USIP’s Sylvana Sinha had just finished lunch and was in the middle of doing some last-minute planning for a rule of law conference the Institute is hosting in Kabul this month when she got word of large blasts downtown.

September 15, 2011

USIP’s Sylvana Sinha had just finished lunch and was in the middle of doing some last-minute planning for a rule of law conference the Institute is hosting in Kabul this month when she got word of large blasts downtown.

Sinha, a rule of law adviser based at USIP’s Kabul office, texted some friends at the U.S. embassy to get more information. She was informed there had been two explosions near the embassy compound.

“All of the sudden we heard another blast,” Sinha said the next day by phone. “And right away we thought we should get away from the windows, and because it sounded so close, that we just decided to go down to the safe room.”

It’s easy for internationals to become jaded about violence in Kabul, and many Afghans are so used to the sound of gunfire and explosions that some pay it little mind. But the raid Sept. 13 in Kabul was different. Less than a dozen insurgents, reported to be with the Pakistan-based Haqqani network, slipped into the city and staged a dramatic siege lasting 20 hours.

USIP’s Kabul office is home to more than a dozen nationals and internationals doing work on a number of USIP’s many Afghanistan-based programs. Sinha, who has been assigned to the office in Kabul since November 2010, had just welcomed another USIP employee, Karima Tawfik, from Washington that morning.

Using texts, phones and e-mail from inside the bunker below the USIP office, Sinha and the others learned that much of the violence was in Abdul Haq Square, less than a mile away, and Masood Circle, near the U.S. embassy compound. Afghan guards traded information on the street with other guards as the sound of explosions and crack of gunfire continued. Then they heard a rocket hit and Sinha said it sounded as if it landed right next to the USIP office.

“That’s when I got really scared,” she said.

Experts are scratching their heads about how such a small group of insurgents could mount such an attack and sustain it for as long as it did. Although many Afghans in the area shrugged off the raid initially, they later noted that it was far worse than they suspected and became fearful as the explosions seemed to spread across the city.

Sinha, and Hamid Khan, another rule of law adviser, and other office personnel all stayed in the bunker for more than nine hours. “The entire staff is hunkered down,” Khan told a reporter for The Washington Post that day, using BlackBerry Messenger to communicate. “We’re very tense and alarmed by how close the rocket attacks and gunshots keep coming.”

The bunker at the USIP office was completed this summer and had never been used. The roughly 10’x 25’ room is considered to be a safe place to wait out violence.
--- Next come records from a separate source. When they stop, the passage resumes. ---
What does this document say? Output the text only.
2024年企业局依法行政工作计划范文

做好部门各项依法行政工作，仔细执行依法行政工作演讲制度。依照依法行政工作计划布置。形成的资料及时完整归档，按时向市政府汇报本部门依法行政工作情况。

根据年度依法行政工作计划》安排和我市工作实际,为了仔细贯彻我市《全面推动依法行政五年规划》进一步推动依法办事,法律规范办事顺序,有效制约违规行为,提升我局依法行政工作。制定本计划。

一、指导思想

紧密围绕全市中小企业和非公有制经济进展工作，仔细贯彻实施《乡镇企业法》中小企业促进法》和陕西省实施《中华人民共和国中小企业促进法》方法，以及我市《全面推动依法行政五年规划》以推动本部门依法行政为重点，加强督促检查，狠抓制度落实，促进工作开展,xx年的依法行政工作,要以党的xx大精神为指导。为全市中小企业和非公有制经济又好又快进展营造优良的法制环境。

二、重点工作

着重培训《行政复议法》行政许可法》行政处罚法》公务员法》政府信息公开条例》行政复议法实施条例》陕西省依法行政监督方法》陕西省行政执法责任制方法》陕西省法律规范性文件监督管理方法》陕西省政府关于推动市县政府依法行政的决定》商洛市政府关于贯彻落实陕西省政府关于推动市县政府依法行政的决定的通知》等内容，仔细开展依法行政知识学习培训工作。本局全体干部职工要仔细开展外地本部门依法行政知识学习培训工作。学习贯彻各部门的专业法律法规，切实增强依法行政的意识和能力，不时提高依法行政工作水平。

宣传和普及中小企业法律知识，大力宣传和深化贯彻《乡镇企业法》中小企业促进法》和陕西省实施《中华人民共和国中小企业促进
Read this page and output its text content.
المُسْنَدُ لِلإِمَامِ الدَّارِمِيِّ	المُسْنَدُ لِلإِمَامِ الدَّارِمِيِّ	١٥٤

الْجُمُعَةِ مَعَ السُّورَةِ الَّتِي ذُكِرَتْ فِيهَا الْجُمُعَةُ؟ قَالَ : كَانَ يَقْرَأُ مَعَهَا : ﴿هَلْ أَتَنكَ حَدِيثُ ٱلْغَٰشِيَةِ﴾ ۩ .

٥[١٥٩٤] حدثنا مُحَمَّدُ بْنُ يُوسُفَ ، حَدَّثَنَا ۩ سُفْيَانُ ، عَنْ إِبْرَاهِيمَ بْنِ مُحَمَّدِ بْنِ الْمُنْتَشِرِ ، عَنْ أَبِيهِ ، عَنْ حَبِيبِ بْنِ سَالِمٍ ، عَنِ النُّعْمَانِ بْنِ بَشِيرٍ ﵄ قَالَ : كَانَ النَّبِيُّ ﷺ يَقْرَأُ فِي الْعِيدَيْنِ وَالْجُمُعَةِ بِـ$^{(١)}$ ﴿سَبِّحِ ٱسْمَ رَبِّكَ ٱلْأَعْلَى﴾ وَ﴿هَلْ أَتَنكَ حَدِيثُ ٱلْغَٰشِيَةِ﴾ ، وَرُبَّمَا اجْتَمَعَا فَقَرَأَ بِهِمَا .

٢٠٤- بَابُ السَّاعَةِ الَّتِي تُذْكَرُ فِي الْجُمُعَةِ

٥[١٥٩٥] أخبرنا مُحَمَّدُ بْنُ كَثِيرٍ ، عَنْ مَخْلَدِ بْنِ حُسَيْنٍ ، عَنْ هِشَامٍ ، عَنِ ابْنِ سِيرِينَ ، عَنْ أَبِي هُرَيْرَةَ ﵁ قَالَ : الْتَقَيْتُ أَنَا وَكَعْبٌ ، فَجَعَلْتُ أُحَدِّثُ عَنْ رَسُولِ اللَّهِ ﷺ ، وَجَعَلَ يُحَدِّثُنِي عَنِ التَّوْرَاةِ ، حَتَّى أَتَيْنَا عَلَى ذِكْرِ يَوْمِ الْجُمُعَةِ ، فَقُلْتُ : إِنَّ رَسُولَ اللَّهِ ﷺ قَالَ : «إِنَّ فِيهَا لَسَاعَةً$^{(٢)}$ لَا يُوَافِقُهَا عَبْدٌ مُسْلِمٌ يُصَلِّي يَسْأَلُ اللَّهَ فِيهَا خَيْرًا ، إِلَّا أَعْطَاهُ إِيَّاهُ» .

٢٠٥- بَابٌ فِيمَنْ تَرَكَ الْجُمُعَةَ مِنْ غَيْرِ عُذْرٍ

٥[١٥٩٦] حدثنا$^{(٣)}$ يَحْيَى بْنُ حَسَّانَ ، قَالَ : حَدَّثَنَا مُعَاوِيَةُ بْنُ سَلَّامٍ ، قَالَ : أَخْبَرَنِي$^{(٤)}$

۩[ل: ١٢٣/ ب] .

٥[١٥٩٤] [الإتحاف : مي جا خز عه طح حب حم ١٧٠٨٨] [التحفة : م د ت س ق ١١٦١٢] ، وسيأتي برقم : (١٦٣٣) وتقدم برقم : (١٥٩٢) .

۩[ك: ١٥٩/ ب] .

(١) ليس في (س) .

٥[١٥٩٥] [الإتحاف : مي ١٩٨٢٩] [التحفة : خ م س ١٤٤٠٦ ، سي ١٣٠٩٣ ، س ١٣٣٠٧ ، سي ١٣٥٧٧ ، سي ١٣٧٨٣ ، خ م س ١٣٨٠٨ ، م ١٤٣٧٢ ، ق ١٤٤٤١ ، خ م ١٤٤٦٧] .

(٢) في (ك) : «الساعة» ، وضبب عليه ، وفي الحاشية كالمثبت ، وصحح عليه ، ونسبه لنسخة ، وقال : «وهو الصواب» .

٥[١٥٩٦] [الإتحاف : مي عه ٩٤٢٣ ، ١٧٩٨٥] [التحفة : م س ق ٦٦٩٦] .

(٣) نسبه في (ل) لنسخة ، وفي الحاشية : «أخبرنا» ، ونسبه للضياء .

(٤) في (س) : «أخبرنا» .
It has few amenities, but it does have water and most importantly, the Internet, which the staff used constantly to get updates on the fighting underway just outside their doors.

By 10 p.m. most of the gunfire had stopped or been confined to an area on the other side of town, and the Afghan locals, Sinha and the others scrambled home. The office opened the next day.

The rule of law conference, one of many projects in which the USIP office in Kabul is engaged, is expected to attract attendees from across the U.S. and Afghanistan to assess how the Afghanistan constitution should be interpreted. The issue is under much contention: while the Afghan Supreme Court claims it is the body that should interpret the document, a special commission, known as the 157 Commission, also claims that role. The upcoming conference hopes to provide more clarity on just who has interpretive authority on everything from prisoner’s and women’s rights to contractual rights.

Sinha credits the Afghan staff, including Baheerullah Safi, the administrative and logistics officer for the USIP office in Kabul, for doing such a good job to keep the office and its personnel safe as the siege wore on. “Any one of us would say this kind of thing would happen, that it’s possible, but it’s really scary when it actually happens,” she said.